Furmark 480/5870 power figures may be invalid

It only throttles if you get into the danger zone. Mainly, this is for people who overclock and voervolt. At stock clocks, it doesn't kick in. If it did, you would see the power consumption numbers drop off drastically. Since they stayed consistent, nothing's going on.

I'm also betting that Nvidia has something similar in order to protect their cards. As hot and power hungry as they are in normal use, they'd be idiots not to.
 
there are also many were not using furmark and still got similar results. nv 480 uses more than 100+ watts than 5870.
 
TomsHardware, bit-tech, Anandtech, and other websites off the top of my head all used more than just Furmark - and in all instances, the 5870 drew 100W less than the 480
 
It only throttles if you get into the danger zone. Mainly, this is for people who overclock and voervolt. At stock clocks, it doesn't kick in.

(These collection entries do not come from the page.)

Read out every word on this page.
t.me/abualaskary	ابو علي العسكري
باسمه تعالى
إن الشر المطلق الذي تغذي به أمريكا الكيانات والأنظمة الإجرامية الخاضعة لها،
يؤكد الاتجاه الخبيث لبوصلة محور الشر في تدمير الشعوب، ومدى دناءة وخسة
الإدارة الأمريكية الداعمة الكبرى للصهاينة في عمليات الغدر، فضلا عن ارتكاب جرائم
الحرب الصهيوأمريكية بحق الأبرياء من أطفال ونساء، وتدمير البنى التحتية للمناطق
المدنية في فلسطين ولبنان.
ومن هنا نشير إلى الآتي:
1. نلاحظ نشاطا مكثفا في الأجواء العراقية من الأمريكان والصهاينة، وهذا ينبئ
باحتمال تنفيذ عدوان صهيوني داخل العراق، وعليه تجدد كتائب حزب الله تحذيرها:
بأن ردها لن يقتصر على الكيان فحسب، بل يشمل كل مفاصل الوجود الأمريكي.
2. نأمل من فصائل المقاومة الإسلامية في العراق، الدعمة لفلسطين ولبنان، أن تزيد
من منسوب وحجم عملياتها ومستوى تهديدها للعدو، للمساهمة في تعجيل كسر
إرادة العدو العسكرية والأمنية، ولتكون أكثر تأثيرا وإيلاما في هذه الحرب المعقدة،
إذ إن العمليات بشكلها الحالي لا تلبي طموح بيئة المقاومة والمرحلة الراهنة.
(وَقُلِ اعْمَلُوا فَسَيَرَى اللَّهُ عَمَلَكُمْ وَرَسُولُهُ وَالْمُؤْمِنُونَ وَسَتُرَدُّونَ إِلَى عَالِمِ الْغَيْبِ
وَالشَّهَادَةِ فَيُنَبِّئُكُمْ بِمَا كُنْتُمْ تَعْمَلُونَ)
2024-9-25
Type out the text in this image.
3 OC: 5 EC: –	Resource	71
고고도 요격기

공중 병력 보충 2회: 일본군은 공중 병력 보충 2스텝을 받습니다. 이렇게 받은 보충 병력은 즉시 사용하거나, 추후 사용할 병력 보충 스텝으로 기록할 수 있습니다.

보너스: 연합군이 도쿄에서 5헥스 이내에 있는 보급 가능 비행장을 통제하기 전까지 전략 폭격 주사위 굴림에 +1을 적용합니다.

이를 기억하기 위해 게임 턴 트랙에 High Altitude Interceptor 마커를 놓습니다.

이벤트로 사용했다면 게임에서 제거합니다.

Can you confirm this? based on the articles, it throttles automatically when detecting the executable name.

mafa said:
there are also many were not using furmark and still got similar results. nv 480 uses more than 100+ watts than 5870.

I know this, and I wouldn't expect the figures to change drastically were Furmark a valid tool, but the question still remains: Are the reported figures valid?
 
Can you confirm this? based on the articles, it throttles automatically when detecting the executable name.
I believe that was intended for the 48xx series. The 58xx's use hardware to detect overloaded PWMs

I know this, and I wouldn't expect the figures to change drastically were Furmark a valid tool, but the question still remains: Are the reported figures valid?

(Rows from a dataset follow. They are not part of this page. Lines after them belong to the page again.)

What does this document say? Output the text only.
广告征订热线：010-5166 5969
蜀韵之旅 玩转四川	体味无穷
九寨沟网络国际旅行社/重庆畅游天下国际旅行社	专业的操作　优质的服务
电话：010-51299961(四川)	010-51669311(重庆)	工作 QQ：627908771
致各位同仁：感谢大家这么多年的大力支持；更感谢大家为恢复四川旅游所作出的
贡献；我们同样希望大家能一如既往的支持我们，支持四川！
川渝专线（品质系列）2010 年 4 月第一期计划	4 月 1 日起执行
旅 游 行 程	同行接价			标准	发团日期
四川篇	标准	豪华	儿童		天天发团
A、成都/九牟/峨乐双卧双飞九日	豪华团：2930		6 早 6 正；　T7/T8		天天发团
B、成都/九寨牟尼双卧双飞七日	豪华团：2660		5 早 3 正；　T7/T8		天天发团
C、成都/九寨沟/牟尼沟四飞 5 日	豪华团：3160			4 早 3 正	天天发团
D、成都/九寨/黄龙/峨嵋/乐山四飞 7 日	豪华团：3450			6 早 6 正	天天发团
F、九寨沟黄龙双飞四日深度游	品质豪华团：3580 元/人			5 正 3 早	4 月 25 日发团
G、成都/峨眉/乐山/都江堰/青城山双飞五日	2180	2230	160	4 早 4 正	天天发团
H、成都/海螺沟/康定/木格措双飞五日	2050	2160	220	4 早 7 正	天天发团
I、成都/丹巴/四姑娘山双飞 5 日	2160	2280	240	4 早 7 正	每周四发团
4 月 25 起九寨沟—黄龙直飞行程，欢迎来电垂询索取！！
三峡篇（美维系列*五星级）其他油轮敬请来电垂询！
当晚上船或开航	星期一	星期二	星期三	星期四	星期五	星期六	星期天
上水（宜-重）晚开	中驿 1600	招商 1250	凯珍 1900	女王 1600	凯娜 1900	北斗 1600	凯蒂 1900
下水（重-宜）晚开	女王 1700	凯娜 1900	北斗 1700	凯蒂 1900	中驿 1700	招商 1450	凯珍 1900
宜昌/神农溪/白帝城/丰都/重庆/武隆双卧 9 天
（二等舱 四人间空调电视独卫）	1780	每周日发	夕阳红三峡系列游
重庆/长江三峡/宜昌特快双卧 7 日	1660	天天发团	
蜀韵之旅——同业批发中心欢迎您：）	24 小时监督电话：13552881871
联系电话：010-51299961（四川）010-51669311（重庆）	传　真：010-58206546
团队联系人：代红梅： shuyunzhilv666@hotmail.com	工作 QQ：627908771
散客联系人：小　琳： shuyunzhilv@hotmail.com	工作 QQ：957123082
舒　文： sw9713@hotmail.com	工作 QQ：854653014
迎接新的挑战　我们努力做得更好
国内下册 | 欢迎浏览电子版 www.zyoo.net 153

If you look at the 5870 CF numbers and subtract it from the 5870 single GPU on Furmark, you will see that Furmark does draw more than the rated TDP for the 5870, so they go over the limit.

In fact, in non Furmark situations, the 5970 drew 40W less than the GTX 480. In Furmark, the 5970 drew single digits less W than the 480, meaning it actually shot up due to furmark.
 
Can you confirm this? based on the articles, it throttles automatically when detecting the executable name.

That was for the 48xx series. The 5xxx series has hardware protection against overvoltage that is not based on executable name. As per the article you linked, anyway. In a normal, stock clocked situation, an overvolt isn't likely to occur anyway.

I know this, and I wouldn't expect the figures to change drastically were Furmark a valid tool, but the question still remains: Are the reported figures valid?

Yes. IF this was kicking in then you would see the clock speeds of the cards bounce up and down. The card drops a powerplay level when it detects an overvolt, which backs down on clock speeds. Clock speeds are easily measured and recorded over time, so if this was happening reviewers would very easily notice it.
 
Okay, so if executable detection is restricted only to 4xxx cards, and throttling is regulated purely by hardware monitoring, there probably is no problem.